The Morrison Government is about to pull one of its best-ever scams.
All of the Coalition’s many tricks take Australians to the cleaners, but this quiet little rort is aimed squarely at Australian democracy.
On Thursday 12 August, the Government, via Member for Tangney Ben Morton, introduced into Parliament four pieces of legislation.
According to Morton’s office:
'The Morrison Government today introduced legislation to further strengthen the integrity of our electoral system, modernise electoral processes, improve services to Australian voters and maintain voter confidence in elections.'
Which all sounds great — who doesn’t want that stuff?
There is nothing of the Electoral Legislation Amendment (Party Registration Integrity) Bill 2021, which is mentioned neatly mid-way through Morton’s head office media release, buried between its benign cousins, the Electoral Legislation Amendment (Electoral Offences and Preventing Multiple Voting) Bill 2021 and the Electoral Legislation Amendment (Political Campaigners) Bill 2021.
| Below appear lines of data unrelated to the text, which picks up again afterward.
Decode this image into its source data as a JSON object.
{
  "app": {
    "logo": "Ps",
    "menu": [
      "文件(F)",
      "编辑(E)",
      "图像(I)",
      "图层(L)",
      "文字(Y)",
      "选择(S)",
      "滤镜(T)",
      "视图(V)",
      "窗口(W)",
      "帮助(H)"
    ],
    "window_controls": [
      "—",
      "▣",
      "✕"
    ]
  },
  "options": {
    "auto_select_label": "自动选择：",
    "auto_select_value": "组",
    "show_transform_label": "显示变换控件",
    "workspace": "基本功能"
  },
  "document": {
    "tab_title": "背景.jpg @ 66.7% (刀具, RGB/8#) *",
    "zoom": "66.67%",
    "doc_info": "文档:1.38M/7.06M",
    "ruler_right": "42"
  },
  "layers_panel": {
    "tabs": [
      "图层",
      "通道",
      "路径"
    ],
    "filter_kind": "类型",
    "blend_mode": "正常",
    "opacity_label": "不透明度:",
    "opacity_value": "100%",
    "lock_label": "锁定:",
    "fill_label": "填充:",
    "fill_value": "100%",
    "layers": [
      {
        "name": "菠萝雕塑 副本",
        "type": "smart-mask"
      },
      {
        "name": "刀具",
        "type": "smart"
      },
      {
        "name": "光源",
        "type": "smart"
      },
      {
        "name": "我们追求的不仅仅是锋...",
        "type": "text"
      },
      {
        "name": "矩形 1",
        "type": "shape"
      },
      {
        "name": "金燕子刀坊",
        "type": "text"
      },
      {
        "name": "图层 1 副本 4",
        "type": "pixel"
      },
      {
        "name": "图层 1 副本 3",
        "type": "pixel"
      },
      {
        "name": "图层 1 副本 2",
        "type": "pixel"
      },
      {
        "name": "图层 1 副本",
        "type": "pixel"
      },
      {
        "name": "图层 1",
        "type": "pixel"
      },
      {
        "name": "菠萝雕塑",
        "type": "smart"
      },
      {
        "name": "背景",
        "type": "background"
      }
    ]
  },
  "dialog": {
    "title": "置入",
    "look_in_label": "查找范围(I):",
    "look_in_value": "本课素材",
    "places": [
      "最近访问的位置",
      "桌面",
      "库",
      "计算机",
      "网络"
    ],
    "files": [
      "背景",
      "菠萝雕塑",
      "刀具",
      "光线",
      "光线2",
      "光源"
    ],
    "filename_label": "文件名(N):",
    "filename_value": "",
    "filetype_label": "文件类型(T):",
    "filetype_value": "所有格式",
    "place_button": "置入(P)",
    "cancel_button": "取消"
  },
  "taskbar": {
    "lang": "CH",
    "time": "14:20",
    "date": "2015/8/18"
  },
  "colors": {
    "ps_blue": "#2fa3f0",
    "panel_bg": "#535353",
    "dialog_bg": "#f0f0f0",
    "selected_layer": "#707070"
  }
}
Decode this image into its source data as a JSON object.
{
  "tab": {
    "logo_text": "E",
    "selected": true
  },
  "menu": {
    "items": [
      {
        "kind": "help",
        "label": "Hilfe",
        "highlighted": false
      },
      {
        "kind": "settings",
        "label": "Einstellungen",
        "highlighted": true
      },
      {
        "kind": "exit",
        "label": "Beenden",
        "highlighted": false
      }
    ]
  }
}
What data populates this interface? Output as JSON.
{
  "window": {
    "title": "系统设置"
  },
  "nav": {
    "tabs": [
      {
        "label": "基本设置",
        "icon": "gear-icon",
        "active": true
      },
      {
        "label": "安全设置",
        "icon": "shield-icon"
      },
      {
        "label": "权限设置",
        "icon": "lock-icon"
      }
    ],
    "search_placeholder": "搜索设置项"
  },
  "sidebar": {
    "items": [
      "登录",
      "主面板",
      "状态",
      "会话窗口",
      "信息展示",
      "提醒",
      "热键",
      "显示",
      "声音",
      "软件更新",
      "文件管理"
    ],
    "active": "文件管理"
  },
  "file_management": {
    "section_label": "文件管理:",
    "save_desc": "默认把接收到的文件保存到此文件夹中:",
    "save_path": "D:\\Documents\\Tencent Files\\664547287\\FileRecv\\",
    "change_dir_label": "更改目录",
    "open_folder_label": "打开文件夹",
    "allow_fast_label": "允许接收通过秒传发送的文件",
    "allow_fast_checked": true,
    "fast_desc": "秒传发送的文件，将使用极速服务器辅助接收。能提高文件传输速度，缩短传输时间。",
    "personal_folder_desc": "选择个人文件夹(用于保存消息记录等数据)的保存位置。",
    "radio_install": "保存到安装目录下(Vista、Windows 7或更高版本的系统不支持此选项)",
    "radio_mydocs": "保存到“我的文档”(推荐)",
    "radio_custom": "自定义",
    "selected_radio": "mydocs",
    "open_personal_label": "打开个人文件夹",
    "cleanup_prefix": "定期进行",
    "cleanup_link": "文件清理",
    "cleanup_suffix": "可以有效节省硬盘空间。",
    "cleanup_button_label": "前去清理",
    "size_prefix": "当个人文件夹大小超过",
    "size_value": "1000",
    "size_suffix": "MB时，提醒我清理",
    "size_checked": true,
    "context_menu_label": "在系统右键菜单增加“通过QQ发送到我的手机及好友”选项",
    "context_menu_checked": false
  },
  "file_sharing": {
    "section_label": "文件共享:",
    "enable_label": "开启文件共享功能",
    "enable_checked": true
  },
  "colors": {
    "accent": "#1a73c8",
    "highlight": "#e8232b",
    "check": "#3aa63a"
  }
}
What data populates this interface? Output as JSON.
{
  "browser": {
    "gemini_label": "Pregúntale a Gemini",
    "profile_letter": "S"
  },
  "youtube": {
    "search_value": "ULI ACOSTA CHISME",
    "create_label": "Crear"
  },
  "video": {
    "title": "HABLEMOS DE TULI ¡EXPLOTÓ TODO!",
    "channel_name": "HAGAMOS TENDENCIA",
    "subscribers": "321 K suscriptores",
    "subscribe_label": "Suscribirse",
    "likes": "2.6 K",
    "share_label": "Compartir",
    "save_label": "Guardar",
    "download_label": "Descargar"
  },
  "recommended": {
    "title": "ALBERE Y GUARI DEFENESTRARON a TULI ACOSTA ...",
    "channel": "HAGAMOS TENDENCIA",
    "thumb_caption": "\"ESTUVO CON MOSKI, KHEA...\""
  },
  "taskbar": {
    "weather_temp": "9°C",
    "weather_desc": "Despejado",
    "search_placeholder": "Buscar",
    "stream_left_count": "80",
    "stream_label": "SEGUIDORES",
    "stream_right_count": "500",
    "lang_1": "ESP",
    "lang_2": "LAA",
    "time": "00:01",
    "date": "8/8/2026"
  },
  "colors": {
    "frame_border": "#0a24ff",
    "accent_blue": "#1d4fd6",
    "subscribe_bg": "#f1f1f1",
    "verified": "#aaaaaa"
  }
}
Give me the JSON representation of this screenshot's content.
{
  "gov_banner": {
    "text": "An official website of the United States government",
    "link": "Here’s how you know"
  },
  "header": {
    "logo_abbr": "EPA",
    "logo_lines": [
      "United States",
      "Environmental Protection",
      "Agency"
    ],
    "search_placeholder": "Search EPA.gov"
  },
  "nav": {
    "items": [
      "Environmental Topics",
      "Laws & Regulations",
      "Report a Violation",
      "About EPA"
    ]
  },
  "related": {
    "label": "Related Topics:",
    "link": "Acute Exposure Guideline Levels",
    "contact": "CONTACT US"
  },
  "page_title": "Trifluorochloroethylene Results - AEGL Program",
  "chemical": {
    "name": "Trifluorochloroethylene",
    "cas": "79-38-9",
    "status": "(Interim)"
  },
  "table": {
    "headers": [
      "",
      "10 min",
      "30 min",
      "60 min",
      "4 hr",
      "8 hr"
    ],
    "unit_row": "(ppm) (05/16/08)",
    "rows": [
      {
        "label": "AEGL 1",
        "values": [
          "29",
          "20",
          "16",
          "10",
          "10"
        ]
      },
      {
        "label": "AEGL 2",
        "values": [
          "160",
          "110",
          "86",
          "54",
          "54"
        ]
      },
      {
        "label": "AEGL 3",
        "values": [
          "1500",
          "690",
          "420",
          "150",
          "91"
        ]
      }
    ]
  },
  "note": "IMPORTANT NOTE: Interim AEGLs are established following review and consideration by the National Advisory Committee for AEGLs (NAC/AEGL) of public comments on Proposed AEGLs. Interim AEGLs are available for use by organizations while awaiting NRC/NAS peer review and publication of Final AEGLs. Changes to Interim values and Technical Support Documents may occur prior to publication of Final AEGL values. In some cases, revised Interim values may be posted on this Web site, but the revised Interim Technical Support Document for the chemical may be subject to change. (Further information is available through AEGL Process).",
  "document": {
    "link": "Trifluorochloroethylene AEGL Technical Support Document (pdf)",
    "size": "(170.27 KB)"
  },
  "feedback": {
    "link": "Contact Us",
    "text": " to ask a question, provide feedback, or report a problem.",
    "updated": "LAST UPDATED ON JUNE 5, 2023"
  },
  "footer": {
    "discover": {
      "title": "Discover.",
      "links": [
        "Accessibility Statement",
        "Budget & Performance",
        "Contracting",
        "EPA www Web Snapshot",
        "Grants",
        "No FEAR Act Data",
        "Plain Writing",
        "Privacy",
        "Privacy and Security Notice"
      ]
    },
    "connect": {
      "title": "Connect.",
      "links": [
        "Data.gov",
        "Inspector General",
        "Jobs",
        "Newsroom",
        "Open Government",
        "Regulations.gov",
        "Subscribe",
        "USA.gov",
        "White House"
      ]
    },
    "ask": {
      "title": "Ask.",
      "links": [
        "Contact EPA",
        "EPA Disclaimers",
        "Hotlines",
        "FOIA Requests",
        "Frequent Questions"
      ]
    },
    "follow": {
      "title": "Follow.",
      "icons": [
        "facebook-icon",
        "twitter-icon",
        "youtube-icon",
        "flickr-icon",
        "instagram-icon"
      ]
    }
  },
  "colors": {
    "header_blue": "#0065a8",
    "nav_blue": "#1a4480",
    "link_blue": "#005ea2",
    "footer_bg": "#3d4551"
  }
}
Bored yet? The Morrison Government hopes so.
Introduced just months out from the next federal election, the Bill will require all non-parliamentary political parties in Australia to have 1500 members — triple the current 500 member requirement.
A non-parliamentary party is one that does not have an elected member.
There are currently 35 non-parliamentary Federal political parties.
This number will shortly change as the Australian Electoral Commission (AEC) has indicated it is considering deregistering four – the Great Australia Party, Australian Better Families, Australian People’s Party and The Small Business Party – while two, the Indigenous-Aboriginal Party of Australia and Federal ICAC Now, have been approved for registration and are waiting out the AEC’s mandatory 30-day objection period.
That should leave 33 non-parliamentary parties — but the Coalition has other plans.
The Electoral Legislation Amendment (Party Registration Integrity) Bill 2021 has been read twice and will take effect almost immediately.
Once it does, all non-parliamentary will parties have three months to prove to the AEC they have more than 1,500 members or they will be made extinct.
Just like that.
Membership numbers of Australian non-parliamentary parties are not disclosed, but it’s a fair bet some will fall short of the new threshold for existence in the not too distant future and the Coalition will pressure the AEC to show no mercy when it comes to booting the failures out.
But the AEC will suffer too.
It is a government organisation, which, in common with so many other government organisations, is under-funded and under-staffed. It is already on full alert for an election, which could be held at any time subject only to government machinations but certainly by May 2022. The AEC will now be swamped checking revised political party membership lists. Despite technology, this could be a massive undertaking and it needs to be right.
The proposition that this process will take just three months is as laughable as speaking in tongues.
But the Hon Ben Morton is not the kind of bloke to take things lying down and I think we can all be confident he’ll make the three-month deadline work.
Fairly or not, it is unlikely 33 non-parliamentary parties will make it to the starting line.
It’s the future that’s worse, though.
Forming a political party is a daunting task, but one that is necessary if Australian democracy is to thrive. The alternative is to have a moribund system of established connections and corruption with no new blood entering to invigorate the polity.
Getting 500 qualified electors motivated to unite to form a political party is one thing, getting 1,500 is a whole other level of hard.
The consequence of this Coalition shell-trick will be to stifle, choke even, the formation of all but wealthy new political parties because signing 1,500 from a standing start takes money and reach.
The Labor Party is unlikely to resist; none of the parliamentary parties will. Why should they?
The Australian electoral landscape just went grey.